Tinder CEO and cofounder Sean Rad was recently profiled in the Evening Standard. It’s very funny!
Sean Rad was named in a high-profile sexual harassment suit filed against the company in 2014 by co-founder Whitney Wolfe, and briefly stepped down as CEO before being reinstated. Rad is still BFFs with co-founder Justin Mateen— whose abusive texts and behavior towards Wolfe, his ex, permanently cost him his job—and the pair recently bought matching black military-grade $115,000 Mercedes G Glass wagons.
Rad used to want to be a “rock star,” but really, what is more rock’n’roll than dominating the tech world and making bucketloads of money and wearing tight shirts and starting an art collection?
He tells me he was thrilled that his audience at the recent Web Summit in Dublin was “bigger than Instagram’s” and full of “screaming” fans. “It was like a concert,” he says. “Tech, I guess, is more important than it was. It’s like the new rock.”
Rad is “addicted” to Tinder but come on, he is not a playboy! “I do not condone penis pictures — that is just NOT who I am,” he informs his interviewer.

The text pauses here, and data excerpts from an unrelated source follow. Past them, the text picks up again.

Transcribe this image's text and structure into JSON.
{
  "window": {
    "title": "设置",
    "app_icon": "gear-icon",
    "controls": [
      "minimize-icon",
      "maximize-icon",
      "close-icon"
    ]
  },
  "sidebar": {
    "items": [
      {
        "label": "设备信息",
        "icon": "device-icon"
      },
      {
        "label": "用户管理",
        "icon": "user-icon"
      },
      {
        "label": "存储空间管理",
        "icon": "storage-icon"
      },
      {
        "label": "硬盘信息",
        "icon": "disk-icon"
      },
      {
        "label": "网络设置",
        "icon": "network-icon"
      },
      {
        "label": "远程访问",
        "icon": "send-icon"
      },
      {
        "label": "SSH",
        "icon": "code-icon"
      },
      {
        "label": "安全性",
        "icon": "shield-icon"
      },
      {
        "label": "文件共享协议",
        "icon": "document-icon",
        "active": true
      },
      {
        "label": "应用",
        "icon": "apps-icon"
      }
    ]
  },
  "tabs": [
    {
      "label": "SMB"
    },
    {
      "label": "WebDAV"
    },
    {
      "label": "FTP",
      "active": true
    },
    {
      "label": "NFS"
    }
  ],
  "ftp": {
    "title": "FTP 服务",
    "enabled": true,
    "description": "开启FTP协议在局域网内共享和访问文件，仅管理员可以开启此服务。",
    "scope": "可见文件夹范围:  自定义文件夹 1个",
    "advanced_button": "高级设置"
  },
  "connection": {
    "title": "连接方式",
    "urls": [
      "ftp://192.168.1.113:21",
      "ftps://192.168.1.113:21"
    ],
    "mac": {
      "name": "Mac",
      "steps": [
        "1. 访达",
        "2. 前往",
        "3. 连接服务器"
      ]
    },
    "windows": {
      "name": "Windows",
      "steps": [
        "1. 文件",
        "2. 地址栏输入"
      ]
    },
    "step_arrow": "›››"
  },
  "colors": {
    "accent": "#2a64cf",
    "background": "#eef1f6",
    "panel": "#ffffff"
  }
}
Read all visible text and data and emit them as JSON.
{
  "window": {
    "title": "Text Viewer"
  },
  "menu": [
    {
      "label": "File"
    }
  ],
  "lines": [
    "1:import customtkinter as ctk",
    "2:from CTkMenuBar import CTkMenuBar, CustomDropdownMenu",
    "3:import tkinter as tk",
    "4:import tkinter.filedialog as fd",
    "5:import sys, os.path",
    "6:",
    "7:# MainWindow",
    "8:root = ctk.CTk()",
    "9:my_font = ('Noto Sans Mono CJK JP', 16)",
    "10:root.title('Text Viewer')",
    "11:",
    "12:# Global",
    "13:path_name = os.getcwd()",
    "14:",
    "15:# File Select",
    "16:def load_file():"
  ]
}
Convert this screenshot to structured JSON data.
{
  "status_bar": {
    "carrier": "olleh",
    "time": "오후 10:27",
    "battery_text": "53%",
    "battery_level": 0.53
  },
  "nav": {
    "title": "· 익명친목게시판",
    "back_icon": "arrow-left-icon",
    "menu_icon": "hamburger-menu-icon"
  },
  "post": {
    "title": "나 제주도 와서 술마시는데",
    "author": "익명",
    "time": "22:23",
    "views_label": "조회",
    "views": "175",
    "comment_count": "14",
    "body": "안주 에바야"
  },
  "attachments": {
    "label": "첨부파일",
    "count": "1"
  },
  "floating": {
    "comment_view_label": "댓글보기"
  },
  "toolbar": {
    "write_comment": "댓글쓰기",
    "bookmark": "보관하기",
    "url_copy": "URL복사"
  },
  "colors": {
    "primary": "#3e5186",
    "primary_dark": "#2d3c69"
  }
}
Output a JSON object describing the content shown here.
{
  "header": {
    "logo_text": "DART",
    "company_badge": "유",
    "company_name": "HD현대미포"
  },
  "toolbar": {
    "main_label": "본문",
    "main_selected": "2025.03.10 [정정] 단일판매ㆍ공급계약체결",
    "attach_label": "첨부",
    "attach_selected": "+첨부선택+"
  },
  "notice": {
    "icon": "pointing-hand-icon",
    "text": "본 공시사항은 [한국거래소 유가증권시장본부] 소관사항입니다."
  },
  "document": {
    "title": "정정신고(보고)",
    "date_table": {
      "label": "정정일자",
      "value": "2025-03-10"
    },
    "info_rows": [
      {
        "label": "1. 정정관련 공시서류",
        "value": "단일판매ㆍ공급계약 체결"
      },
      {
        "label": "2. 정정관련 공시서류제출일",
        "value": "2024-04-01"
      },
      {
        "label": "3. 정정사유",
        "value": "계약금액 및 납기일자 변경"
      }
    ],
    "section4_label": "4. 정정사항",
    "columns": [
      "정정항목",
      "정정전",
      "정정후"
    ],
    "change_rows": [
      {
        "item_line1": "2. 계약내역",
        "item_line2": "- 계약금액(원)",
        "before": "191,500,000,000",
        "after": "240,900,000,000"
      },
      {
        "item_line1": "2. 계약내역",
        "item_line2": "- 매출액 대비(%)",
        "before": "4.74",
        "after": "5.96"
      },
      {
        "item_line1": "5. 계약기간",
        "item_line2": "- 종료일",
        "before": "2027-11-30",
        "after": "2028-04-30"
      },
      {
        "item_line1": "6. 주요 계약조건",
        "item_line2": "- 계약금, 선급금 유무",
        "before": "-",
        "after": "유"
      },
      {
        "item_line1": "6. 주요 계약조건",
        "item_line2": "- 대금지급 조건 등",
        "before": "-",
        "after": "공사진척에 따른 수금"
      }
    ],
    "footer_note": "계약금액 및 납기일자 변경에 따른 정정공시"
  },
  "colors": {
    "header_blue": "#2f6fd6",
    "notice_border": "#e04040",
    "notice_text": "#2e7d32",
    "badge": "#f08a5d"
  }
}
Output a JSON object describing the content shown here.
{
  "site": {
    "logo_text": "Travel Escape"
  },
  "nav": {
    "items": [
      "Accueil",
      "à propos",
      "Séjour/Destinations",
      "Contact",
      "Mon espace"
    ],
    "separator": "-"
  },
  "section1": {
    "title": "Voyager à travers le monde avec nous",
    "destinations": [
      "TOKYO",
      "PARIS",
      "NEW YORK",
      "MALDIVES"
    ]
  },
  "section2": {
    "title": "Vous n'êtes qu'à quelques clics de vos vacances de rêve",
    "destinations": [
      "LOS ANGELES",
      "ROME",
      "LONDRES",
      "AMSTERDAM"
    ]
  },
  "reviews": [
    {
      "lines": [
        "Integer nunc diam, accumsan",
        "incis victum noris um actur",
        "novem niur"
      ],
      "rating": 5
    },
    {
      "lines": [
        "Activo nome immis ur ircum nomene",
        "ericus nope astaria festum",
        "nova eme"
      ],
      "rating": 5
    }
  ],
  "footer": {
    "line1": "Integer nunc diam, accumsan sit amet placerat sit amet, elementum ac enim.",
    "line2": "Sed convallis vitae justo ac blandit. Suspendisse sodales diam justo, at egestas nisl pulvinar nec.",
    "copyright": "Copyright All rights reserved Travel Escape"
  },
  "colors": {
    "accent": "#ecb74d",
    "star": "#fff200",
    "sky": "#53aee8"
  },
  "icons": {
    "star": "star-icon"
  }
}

He’s been in four relationships and “I loved them all”. (One was Alexa Dell, of the billionaire computing family, who he met on Tinder.)
He even, on occasion, turns down sex with hot women because honestly, despite what his dating app that he created might imply, looks aren’t everything and also did you hear that Tinder will now feature education and workplace info so you can hook up with your socioeconomic equal?
He’s desperate to impress on me how gallant he is, citing the fact that a “supermodel, someone really, really famous” has been “begging” him for sex “and I’ve been like, no”. She’s “taunted” him, he says, and “called me a prude”.
“She’s one of the most beautiful women I’ve ever seen but it doesn’t mean that I want to rip her clothes off and have sex with her. Attraction is nuanced. I’ve been attracted to women who are ...” he pauses “... well, who my friends might think are ugly. I don’t care if someone is a model. Really. It sounds clichéd and almost totally unbelievable for a guy to say this, but it’s true. I need an intellectual challenge.”
He continues: “Apparently there’s a term for someone who gets turned on by intellectual stuff. You know, just talking. What’s the word?” His face creases the effort of trying to remember. “I want to say ‘sodomy’?”